The Court stated that its decision in Hosanna-Tabor rested on the church autonomy doctrine: “The Constitutional foundation for our holding was the general principle of church autonomy to which we have already referred: independence in matters of internal government. The three prior decisions on which we primarily relied [i.e., Watson, Kedroff and Milivojevich] drew on this broad principle, and none was exclusively concerned with the selection or supervision of clergy.”

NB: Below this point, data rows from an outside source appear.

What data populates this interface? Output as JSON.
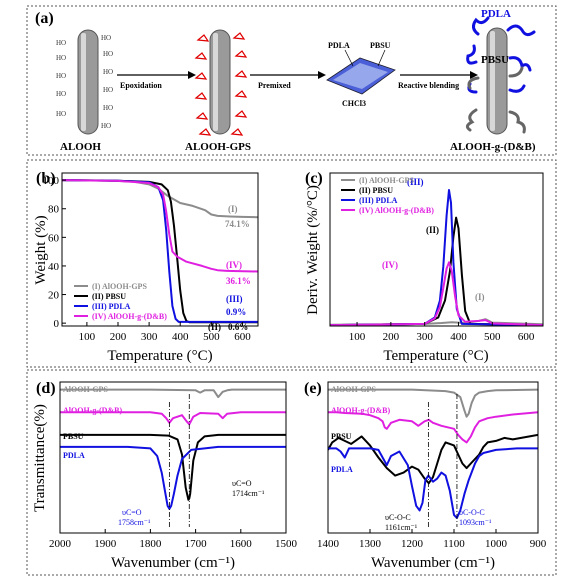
{
  "scheme": {
    "panel": "(a)",
    "steps": [
      "Epoxidation",
      "Premixed",
      "Reactive blending"
    ],
    "materials": [
      "ALOOH",
      "ALOOH-GPS",
      "ALOOH-g-(D&B)"
    ],
    "film_labels": [
      "PDLA",
      "PBSU",
      "CHCl3"
    ],
    "final_labels": [
      "PDLA",
      "PBSU"
    ],
    "surface_group": "HO"
  },
  "colors": {
    "gray": "#8c8c8c",
    "black": "#000000",
    "blue": "#1010e0",
    "magenta": "#e020e0",
    "red": "#e00000"
  },
  "chart_data": [
    {
      "panel": "(b)",
      "type": "line",
      "xlabel": "Temperature (°C)",
      "ylabel": "Weight (%)",
      "xlim": [
        20,
        650
      ],
      "ylim": [
        -2,
        105
      ],
      "xticks": [
        100,
        200,
        300,
        400,
        500,
        600
      ],
      "yticks": [
        0,
        20,
        40,
        60,
        80,
        100
      ],
      "legend": "bottom-left",
      "annotations": [
        "(I)",
        "74.1%",
        "(IV)",
        "36.1%",
        "(III)",
        "0.9%",
        "(II)",
        "0.6%"
      ],
      "series": [
        {
          "name": "(I) AlOOH-GPS",
          "color": "gray",
          "x": [
            20,
            150,
            250,
            300,
            330,
            360,
            400,
            440,
            480,
            500,
            520,
            560,
            600,
            650
          ],
          "y": [
            100,
            99.8,
            99,
            97,
            94,
            89,
            84,
            82,
            79,
            76,
            75,
            74.6,
            74.3,
            74.1
          ]
        },
        {
          "name": "(II) PBSU",
          "color": "black",
          "x": [
            20,
            200,
            300,
            340,
            360,
            370,
            380,
            390,
            400,
            410,
            420,
            430,
            650
          ],
          "y": [
            100,
            99.6,
            98.8,
            97,
            93,
            85,
            68,
            46,
            23,
            7,
            1.5,
            0.6,
            0.6
          ]
        },
        {
          "name": "(III) PDLA",
          "color": "blue",
          "x": [
            20,
            200,
            300,
            330,
            345,
            355,
            365,
            375,
            385,
            395,
            650
          ],
          "y": [
            100,
            99.6,
            98.5,
            95,
            86,
            65,
            36,
            12,
            3,
            0.9,
            0.9
          ]
        },
        {
          "name": "(IV) AlOOH-g-(D&B)",
          "color": "magenta",
          "x": [
            20,
            200,
            300,
            330,
            345,
            355,
            365,
            375,
            390,
            420,
            470,
            500,
            520,
            550,
            650
          ],
          "y": [
            100,
            99.5,
            98,
            95,
            90,
            78,
            62,
            50,
            46.5,
            43,
            40,
            38,
            37,
            36.5,
            36.1
          ]
        }
      ]
    },
    {
      "panel": "(c)",
      "type": "line",
      "xlabel": "Temperature (°C)",
      "ylabel": "Deriv. Weight (%/°C)",
      "xlim": [
        20,
        650
      ],
      "ylim": [
        0,
        3.6
      ],
      "xticks": [
        100,
        200,
        300,
        400,
        500,
        600
      ],
      "legend": "top-left",
      "annotations": [
        "(III)",
        "(II)",
        "(IV)",
        "(I)"
      ],
      "series": [
        {
          "name": "(I) AlOOH-GPS",
          "color": "gray",
          "x": [
            20,
            300,
            350,
            380,
            420,
            460,
            480,
            500,
            650
          ],
          "y": [
            0.03,
            0.05,
            0.07,
            0.09,
            0.07,
            0.12,
            0.16,
            0.08,
            0.04
          ]
        },
        {
          "name": "(II) PBSU",
          "color": "black",
          "x": [
            20,
            300,
            340,
            360,
            375,
            385,
            393,
            400,
            410,
            420,
            435,
            650
          ],
          "y": [
            0.02,
            0.05,
            0.2,
            0.6,
            1.3,
            2.1,
            2.55,
            2.3,
            1.2,
            0.35,
            0.05,
            0.02
          ]
        },
        {
          "name": "(III) PDLA",
          "color": "blue",
          "x": [
            20,
            300,
            330,
            345,
            355,
            365,
            372,
            378,
            385,
            395,
            410,
            650
          ],
          "y": [
            0.02,
            0.05,
            0.2,
            0.6,
            1.4,
            2.6,
            3.2,
            2.9,
            1.5,
            0.4,
            0.05,
            0.02
          ]
        },
        {
          "name": "(IV) AlOOH-g-(D&B)",
          "color": "magenta",
          "x": [
            20,
            300,
            330,
            345,
            355,
            365,
            372,
            380,
            390,
            400,
            420,
            460,
            480,
            500,
            650
          ],
          "y": [
            0.02,
            0.05,
            0.18,
            0.45,
            0.9,
            1.35,
            1.5,
            1.3,
            0.7,
            0.25,
            0.1,
            0.12,
            0.14,
            0.06,
            0.02
          ]
        }
      ]
    },
    {
      "panel": "(d)",
      "type": "line",
      "xlabel": "Wavenumber (cm⁻¹)",
      "ylabel": "Transmittance(%)",
      "xlim": [
        2000,
        1500
      ],
      "ylim": [
        0,
        10
      ],
      "xticks": [
        2000,
        1900,
        1800,
        1700,
        1600,
        1500
      ],
      "legend": "left labels",
      "annotations": [
        "υC=O",
        "1714cm⁻¹",
        "υC=O",
        "1758cm⁻¹"
      ],
      "series": [
        {
          "name": "AlOOH-GPS",
          "color": "gray",
          "x": [
            2000,
            1800,
            1700,
            1690,
            1680,
            1660,
            1650,
            1640,
            1630,
            1620,
            1600,
            1500
          ],
          "y": [
            9.5,
            9.5,
            9.45,
            9.3,
            9.45,
            9.45,
            9.0,
            9.35,
            9.45,
            9.5,
            9.5,
            9.5
          ]
        },
        {
          "name": "AlOOH-g-(D&B)",
          "color": "magenta",
          "x": [
            2000,
            1800,
            1775,
            1765,
            1758,
            1750,
            1730,
            1720,
            1714,
            1705,
            1690,
            1650,
            1640,
            1630,
            1600,
            1500
          ],
          "y": [
            8.0,
            8.0,
            7.9,
            7.6,
            7.3,
            7.6,
            7.8,
            7.4,
            7.2,
            7.7,
            7.95,
            7.9,
            7.6,
            7.9,
            8.0,
            8.0
          ]
        },
        {
          "name": "PBSU",
          "color": "black",
          "x": [
            2000,
            1800,
            1760,
            1740,
            1730,
            1722,
            1716,
            1714,
            1712,
            1705,
            1695,
            1680,
            1650,
            1600,
            1500
          ],
          "y": [
            6.5,
            6.5,
            6.45,
            6.2,
            5.2,
            3.0,
            2.2,
            2.3,
            2.6,
            4.8,
            6.0,
            6.4,
            6.5,
            6.5,
            6.5
          ]
        },
        {
          "name": "PDLA",
          "color": "blue",
          "x": [
            2000,
            1850,
            1800,
            1785,
            1775,
            1768,
            1762,
            1758,
            1754,
            1748,
            1740,
            1730,
            1710,
            1650,
            1500
          ],
          "y": [
            5.7,
            5.7,
            5.6,
            5.1,
            4.0,
            2.8,
            1.8,
            1.6,
            1.8,
            2.6,
            3.8,
            4.9,
            5.5,
            5.7,
            5.7
          ]
        }
      ]
    },
    {
      "panel": "(e)",
      "type": "line",
      "xlabel": "Wavenumber (cm⁻¹)",
      "ylabel": "",
      "xlim": [
        1400,
        900
      ],
      "ylim": [
        0,
        10
      ],
      "xticks": [
        1400,
        1300,
        1200,
        1100,
        1000,
        900
      ],
      "legend": "left labels",
      "annotations": [
        "υC-O-C",
        "1161cm⁻¹",
        "υC-O-C",
        "1093cm⁻¹"
      ],
      "series": [
        {
          "name": "AlOOH-GPS",
          "color": "gray",
          "x": [
            1400,
            1200,
            1120,
            1100,
            1085,
            1075,
            1070,
            1065,
            1058,
            1050,
            1040,
            1020,
            1000,
            900
          ],
          "y": [
            9.5,
            9.5,
            9.4,
            9.3,
            9.0,
            8.1,
            7.7,
            7.9,
            8.6,
            9.1,
            9.3,
            9.4,
            9.45,
            9.5
          ]
        },
        {
          "name": "AlOOH-g-(D&B)",
          "color": "magenta",
          "x": [
            1400,
            1380,
            1360,
            1320,
            1300,
            1280,
            1270,
            1265,
            1260,
            1250,
            1230,
            1200,
            1185,
            1180,
            1170,
            1160,
            1150,
            1130,
            1100,
            1090,
            1080,
            1070,
            1060,
            1050,
            1040,
            1020,
            1000,
            960,
            900
          ],
          "y": [
            8.0,
            8.0,
            7.95,
            7.9,
            7.8,
            7.6,
            7.4,
            7.0,
            6.9,
            7.3,
            7.5,
            7.4,
            7.1,
            7.2,
            7.4,
            7.5,
            7.3,
            7.1,
            6.9,
            6.5,
            6.2,
            6.0,
            6.4,
            7.0,
            7.4,
            7.6,
            7.7,
            7.85,
            8.0
          ]
        },
        {
          "name": "PBSU",
          "color": "black",
          "x": [
            1400,
            1390,
            1375,
            1360,
            1345,
            1330,
            1320,
            1300,
            1280,
            1260,
            1240,
            1220,
            1200,
            1185,
            1170,
            1160,
            1150,
            1140,
            1130,
            1120,
            1100,
            1090,
            1080,
            1070,
            1060,
            1050,
            1040,
            1030,
            1020,
            1000,
            980,
            960,
            940,
            920,
            900
          ],
          "y": [
            5.5,
            6.0,
            6.3,
            6.1,
            5.9,
            6.2,
            6.4,
            5.8,
            5.0,
            4.3,
            3.8,
            4.0,
            4.4,
            4.2,
            3.6,
            3.3,
            3.7,
            4.6,
            5.5,
            6.0,
            5.8,
            5.2,
            4.6,
            4.3,
            4.6,
            4.9,
            5.2,
            5.7,
            6.0,
            6.1,
            6.3,
            6.2,
            6.3,
            6.4,
            6.5
          ]
        },
        {
          "name": "PDLA",
          "color": "blue",
          "x": [
            1400,
            1380,
            1370,
            1360,
            1350,
            1300,
            1280,
            1270,
            1260,
            1250,
            1230,
            1210,
            1200,
            1190,
            1182,
            1175,
            1168,
            1161,
            1150,
            1140,
            1130,
            1120,
            1110,
            1100,
            1093,
            1085,
            1075,
            1065,
            1050,
            1040,
            1030,
            1000,
            950,
            900
          ],
          "y": [
            5.6,
            5.6,
            5.4,
            5.0,
            5.6,
            5.6,
            5.5,
            5.0,
            4.5,
            5.1,
            5.4,
            4.5,
            3.1,
            1.8,
            1.5,
            2.0,
            3.5,
            3.8,
            3.4,
            3.6,
            4.0,
            3.8,
            2.8,
            1.2,
            1.0,
            1.5,
            2.6,
            3.5,
            4.6,
            5.1,
            5.3,
            5.5,
            5.6,
            5.6
          ]
        }
      ]
    }
  ]
}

Elaborating on that theme, the Court concluded: “Among other things, the Religion Clauses protect the right of churches and other religious institutions to decide matters ‘of faith and doctrine’ without government intrusion. … State interference in that sphere would obviously violate the free exercise of religion, and any attempt by government to dictate or even to influence such matters would constitute one of the central attributes of an establishment of religion. The First Amendment outlaws such intrusion.”
See Amici Curiae Supporting Petitioners (Our Lady of Guadalupe School v. Morrissey-Berru).